D’autres pays devront tirer avantage de leur handicap d’absence d’infrastructures. La fabrication de la qualité étant moins chère que la correction de l’obsolescence, il serait plus facile pour les pays manquant d’infrastructures physiques et digitales de construire un écosystème 4.0 que pour d’autres pays qui devront mettre à niveau leurs infrastructures existantes. Des pays comme la RDC, la RCA et la Somalie ont tout à construire et, surtout, tout à négocier.

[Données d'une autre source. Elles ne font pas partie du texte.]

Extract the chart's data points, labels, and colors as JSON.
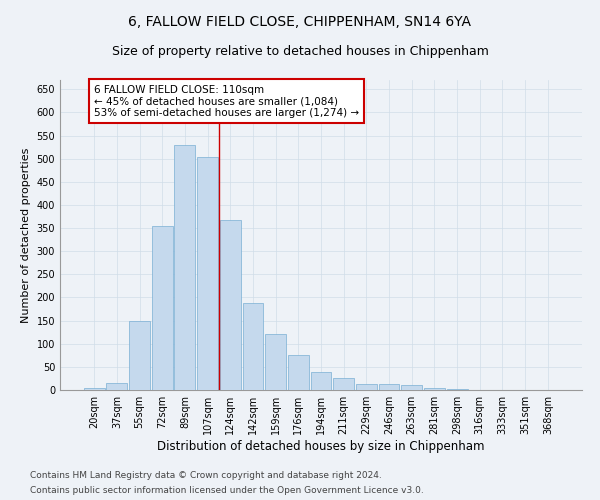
{
  "title": "6, FALLOW FIELD CLOSE, CHIPPENHAM, SN14 6YA",
  "subtitle": "Size of property relative to detached houses in Chippenham",
  "xlabel": "Distribution of detached houses by size in Chippenham",
  "ylabel": "Number of detached properties",
  "categories": [
    "20sqm",
    "37sqm",
    "55sqm",
    "72sqm",
    "89sqm",
    "107sqm",
    "124sqm",
    "142sqm",
    "159sqm",
    "176sqm",
    "194sqm",
    "211sqm",
    "229sqm",
    "246sqm",
    "263sqm",
    "281sqm",
    "298sqm",
    "316sqm",
    "333sqm",
    "351sqm",
    "368sqm"
  ],
  "values": [
    5,
    15,
    150,
    355,
    530,
    503,
    368,
    188,
    122,
    75,
    38,
    27,
    12,
    12,
    10,
    5,
    2,
    0,
    0,
    0,
    0
  ],
  "bar_color": "#c5d9ed",
  "bar_edge_color": "#7aafd4",
  "vline_x": 5.5,
  "vline_color": "#cc0000",
  "annotation_line1": "6 FALLOW FIELD CLOSE: 110sqm",
  "annotation_line2": "← 45% of detached houses are smaller (1,084)",
  "annotation_line3": "53% of semi-detached houses are larger (1,274) →",
  "annotation_box_color": "#ffffff",
  "annotation_box_edge": "#cc0000",
  "ylim": [
    0,
    670
  ],
  "yticks": [
    0,
    50,
    100,
    150,
    200,
    250,
    300,
    350,
    400,
    450,
    500,
    550,
    600,
    650
  ],
  "grid_color": "#d0dde8",
  "background_color": "#eef2f7",
  "footer_line1": "Contains HM Land Registry data © Crown copyright and database right 2024.",
  "footer_line2": "Contains public sector information licensed under the Open Government Licence v3.0.",
  "title_fontsize": 10,
  "subtitle_fontsize": 9,
  "xlabel_fontsize": 8.5,
  "ylabel_fontsize": 8,
  "tick_fontsize": 7,
  "annotation_fontsize": 7.5,
  "footer_fontsize": 6.5
}
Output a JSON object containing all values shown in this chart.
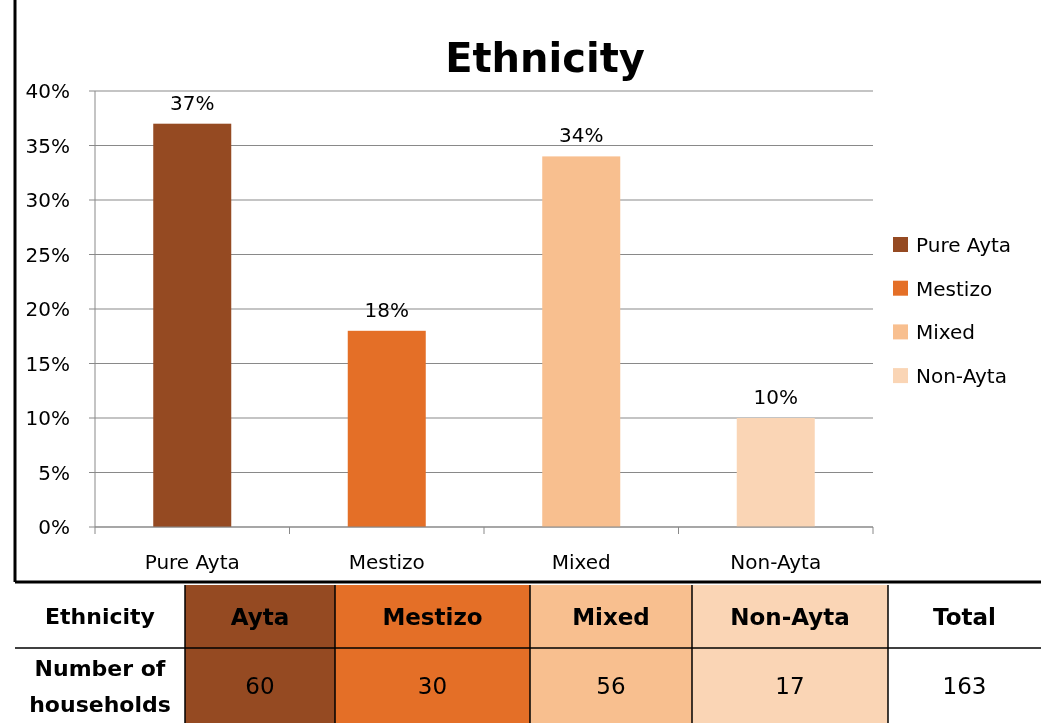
{
  "chart_data": [
    {
      "type": "bar",
      "title": "Ethnicity",
      "categories": [
        "Pure Ayta",
        "Mestizo",
        "Mixed",
        "Non-Ayta"
      ],
      "stacked": true,
      "series": [
        {
          "name": "Pure Ayta",
          "color": "#954a22",
          "values": [
            37,
            null,
            null,
            null
          ],
          "value_labels": [
            "37%",
            null,
            null,
            null
          ]
        },
        {
          "name": "Mestizo",
          "color": "#e46f27",
          "values": [
            null,
            18,
            null,
            null
          ],
          "value_labels": [
            null,
            "18%",
            null,
            null
          ]
        },
        {
          "name": "Mixed",
          "color": "#f8bf8f",
          "values": [
            null,
            null,
            34,
            null
          ],
          "value_labels": [
            null,
            null,
            "34%",
            null
          ]
        },
        {
          "name": "Non-Ayta",
          "color": "#fad5b5",
          "values": [
            null,
            null,
            null,
            10
          ],
          "value_labels": [
            null,
            null,
            null,
            "10%"
          ]
        }
      ],
      "ylim": [
        0,
        40
      ],
      "yticks": [
        {
          "value": 0,
          "label": "0%"
        },
        {
          "value": 5,
          "label": "5%"
        },
        {
          "value": 10,
          "label": "10%"
        },
        {
          "value": 15,
          "label": "15%"
        },
        {
          "value": 20,
          "label": "20%"
        },
        {
          "value": 25,
          "label": "25%"
        },
        {
          "value": 30,
          "label": "30%"
        },
        {
          "value": 35,
          "label": "35%"
        },
        {
          "value": 40,
          "label": "40%"
        }
      ],
      "grid": "y",
      "legend": "right"
    },
    {
      "type": "other",
      "xlabel": "Ethnicity",
      "ylabel": "Number of households",
      "categories": [
        "Ayta",
        "Mestizo",
        "Mixed",
        "Non-Ayta",
        "Total"
      ],
      "values": [
        60,
        30,
        56,
        17,
        163
      ],
      "colors": [
        "#954a22",
        "#e46f27",
        "#f8bf8f",
        "#fad5b5",
        "#ffffff"
      ],
      "data_labels": true
    }
  ]
}
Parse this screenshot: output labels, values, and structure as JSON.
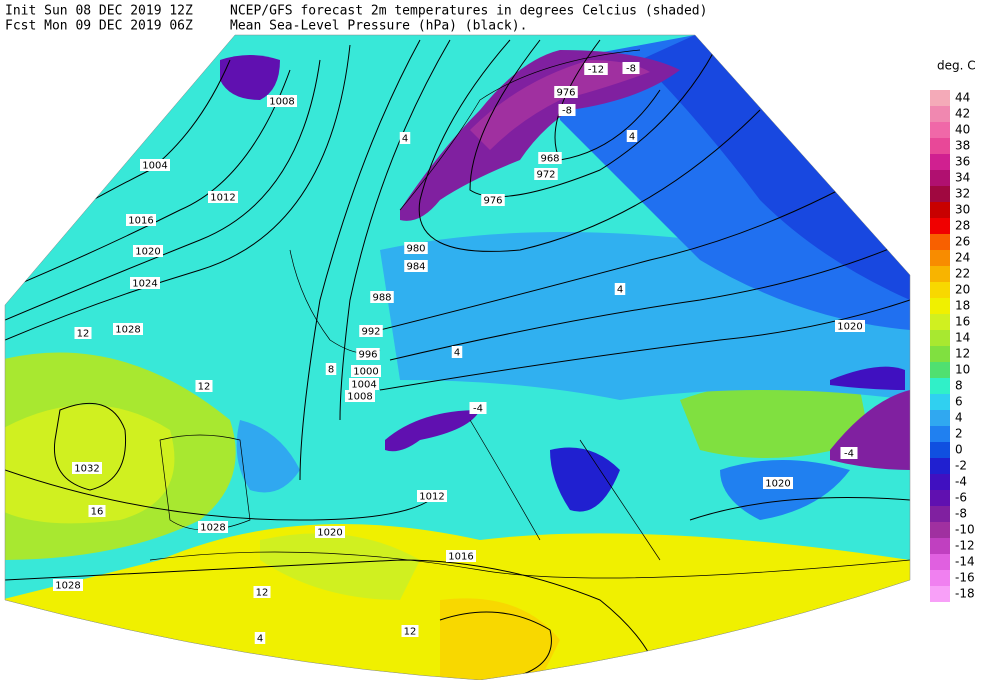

Enfin, il parait que la Chine dispose de toutes les armes pour gagner la guerre économique face aux Etats-Unis – limitation des IDE des entreprises américaines en Chine, affaiblissement du Yuan et l’arme ultime qu’est le dumping des bons du Trésor américain -, même si elle perdra pas mal de batailles sur le chemin. Aussi, l’Empire du Milieu est maître du temps, ce qui constitue un avantage remarquable lors des négociations. Dans cette conjoncture, les pays africains devront imaginer une nouvelle posture de diplomatie économique pour se maintenir à l’écart de la querelle politique entre les deux superpuissances tout en profitant de l’opportunité économique. Pour cela, une troisième voie se dessine comme facilitatrice : augmenter la complexité en introduisant l’Europe dans une nouvelle équation économique africaine.